[2]) A traditional example is the song "Sweet Violets" from 1951, which begins: There once was a farmer who took a young miss In back of the barn where he gave her a... Lecture on horses and chickens and eggs And told her that she had such beautiful...
[3] An extract will illustrate the technique:[4] One very hot day in the summer last year A young man was seen swimming round Brighton Pier; He dived underneath it and swam to a rock And amused all the ladies by shaking his Fist at a copper who stood on the shore, The very same copper who copped him before.
For the policeman to order him out was a farce, For the cheeky young man simply showed him his Graceful manoeuvres and wonderful pace... "Something You Can Do with Your Finger" from South Park uses enjambment to replace taboo words with non-taboo phrases with the same initial syllable.

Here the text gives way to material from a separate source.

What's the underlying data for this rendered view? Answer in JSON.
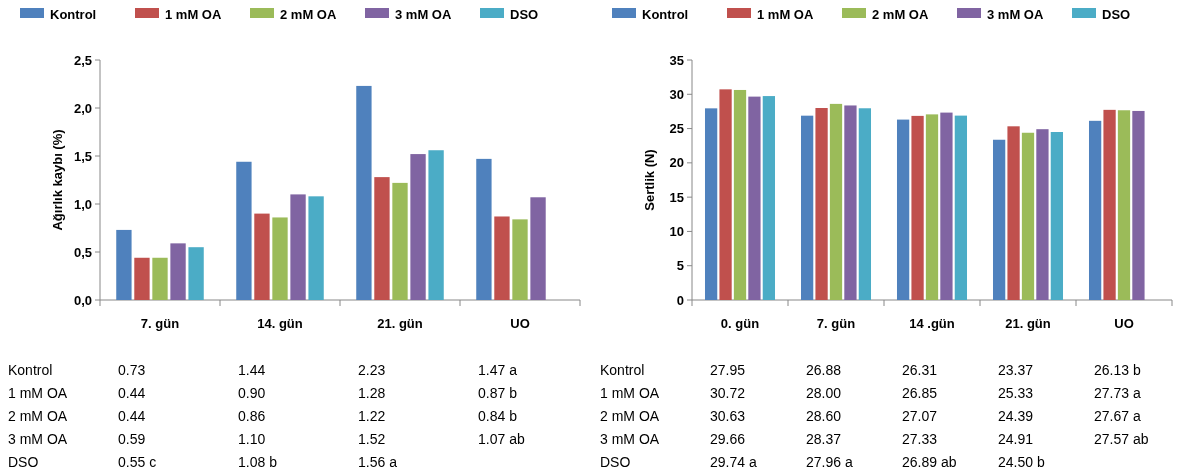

For example shit>shih-tzu and meat>meeting, in the following fragment, each start a new sentence instead of finishing the old one: I don't want my breakfast, because it tastes like— Shih Tzus make good housepets, they're cuddly and sweet, Monkeys aren't good to have, because they like to beat their— Meeting in the office, [...] Similarly, the childhood rhyme "Miss Suzie" ends each section with what sounds like a taboo word, only to continue with a more innocent word.

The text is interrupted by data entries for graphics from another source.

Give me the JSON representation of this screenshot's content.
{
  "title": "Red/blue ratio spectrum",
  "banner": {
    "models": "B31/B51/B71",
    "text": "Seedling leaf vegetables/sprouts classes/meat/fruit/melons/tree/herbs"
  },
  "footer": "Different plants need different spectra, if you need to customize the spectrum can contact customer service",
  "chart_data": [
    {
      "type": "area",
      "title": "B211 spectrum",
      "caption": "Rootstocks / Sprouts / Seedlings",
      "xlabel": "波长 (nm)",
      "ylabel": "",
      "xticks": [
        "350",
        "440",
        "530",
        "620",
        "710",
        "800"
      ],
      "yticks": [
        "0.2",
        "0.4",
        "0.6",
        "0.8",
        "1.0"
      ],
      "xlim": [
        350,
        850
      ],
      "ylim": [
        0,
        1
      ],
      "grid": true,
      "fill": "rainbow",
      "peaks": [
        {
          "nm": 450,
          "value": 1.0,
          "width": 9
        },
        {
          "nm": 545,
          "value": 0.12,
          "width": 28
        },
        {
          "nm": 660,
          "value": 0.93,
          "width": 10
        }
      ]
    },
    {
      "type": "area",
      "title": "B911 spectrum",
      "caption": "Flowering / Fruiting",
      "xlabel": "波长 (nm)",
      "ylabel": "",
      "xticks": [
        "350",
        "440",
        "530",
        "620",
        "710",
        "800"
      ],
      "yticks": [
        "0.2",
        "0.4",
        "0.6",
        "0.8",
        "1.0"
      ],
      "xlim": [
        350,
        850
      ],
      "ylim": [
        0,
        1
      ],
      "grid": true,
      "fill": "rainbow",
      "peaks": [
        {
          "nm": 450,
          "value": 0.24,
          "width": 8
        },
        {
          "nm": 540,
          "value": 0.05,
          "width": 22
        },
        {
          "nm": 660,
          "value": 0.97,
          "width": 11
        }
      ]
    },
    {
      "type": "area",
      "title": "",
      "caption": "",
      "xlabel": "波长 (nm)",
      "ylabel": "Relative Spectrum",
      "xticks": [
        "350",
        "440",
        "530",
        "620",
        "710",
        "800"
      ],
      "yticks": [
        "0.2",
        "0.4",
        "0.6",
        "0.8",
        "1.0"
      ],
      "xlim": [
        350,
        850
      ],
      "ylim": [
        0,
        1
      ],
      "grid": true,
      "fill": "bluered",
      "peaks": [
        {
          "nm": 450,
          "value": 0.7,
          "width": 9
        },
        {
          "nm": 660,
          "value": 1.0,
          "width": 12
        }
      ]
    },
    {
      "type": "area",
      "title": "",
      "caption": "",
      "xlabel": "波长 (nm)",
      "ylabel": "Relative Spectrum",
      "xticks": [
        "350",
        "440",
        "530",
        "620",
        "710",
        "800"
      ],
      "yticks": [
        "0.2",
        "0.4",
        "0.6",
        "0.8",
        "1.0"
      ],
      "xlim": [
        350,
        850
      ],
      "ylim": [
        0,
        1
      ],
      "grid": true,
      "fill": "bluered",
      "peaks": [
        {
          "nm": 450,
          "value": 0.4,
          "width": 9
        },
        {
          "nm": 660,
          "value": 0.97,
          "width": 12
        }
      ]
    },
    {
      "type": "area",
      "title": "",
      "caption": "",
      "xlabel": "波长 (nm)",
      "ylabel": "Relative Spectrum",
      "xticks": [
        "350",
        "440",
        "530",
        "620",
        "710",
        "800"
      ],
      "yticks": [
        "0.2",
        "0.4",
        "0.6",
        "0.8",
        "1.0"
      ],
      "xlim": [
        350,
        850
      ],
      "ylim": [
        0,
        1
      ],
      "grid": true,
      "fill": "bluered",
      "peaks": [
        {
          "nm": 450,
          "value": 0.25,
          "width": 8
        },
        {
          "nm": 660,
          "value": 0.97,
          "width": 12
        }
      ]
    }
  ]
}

Miss Suzie had a steamboat, the steamboat had a bell, Miss Suzie went to heaven, the steamboat went to Hello operator please give me number nine [...] Another example is the 1985 Bowser and Blue song "Polka-Dot Undies", which begins: I went for a ride in my pickup truck I picked up my girl, 'cuz I wanted to Show her my gloves, 'cuz she had on her mitts And I blushed brightly when she showed me her Perfume that she buys whenever Avon calls, So I took off my pants, and I showed her my Polka-dot undies!
Though fairly rare in canonical literature, examples of mind rhyme can be found in the work of William Shakespeare, Emily Dickinson, Marianne Moore and others.
[6] In Lewis Carroll's 'Tis the Voice of the Lobster it is generally assumed that the last words of the interrupted poem could be supplied by the reader as "— eating the Owl".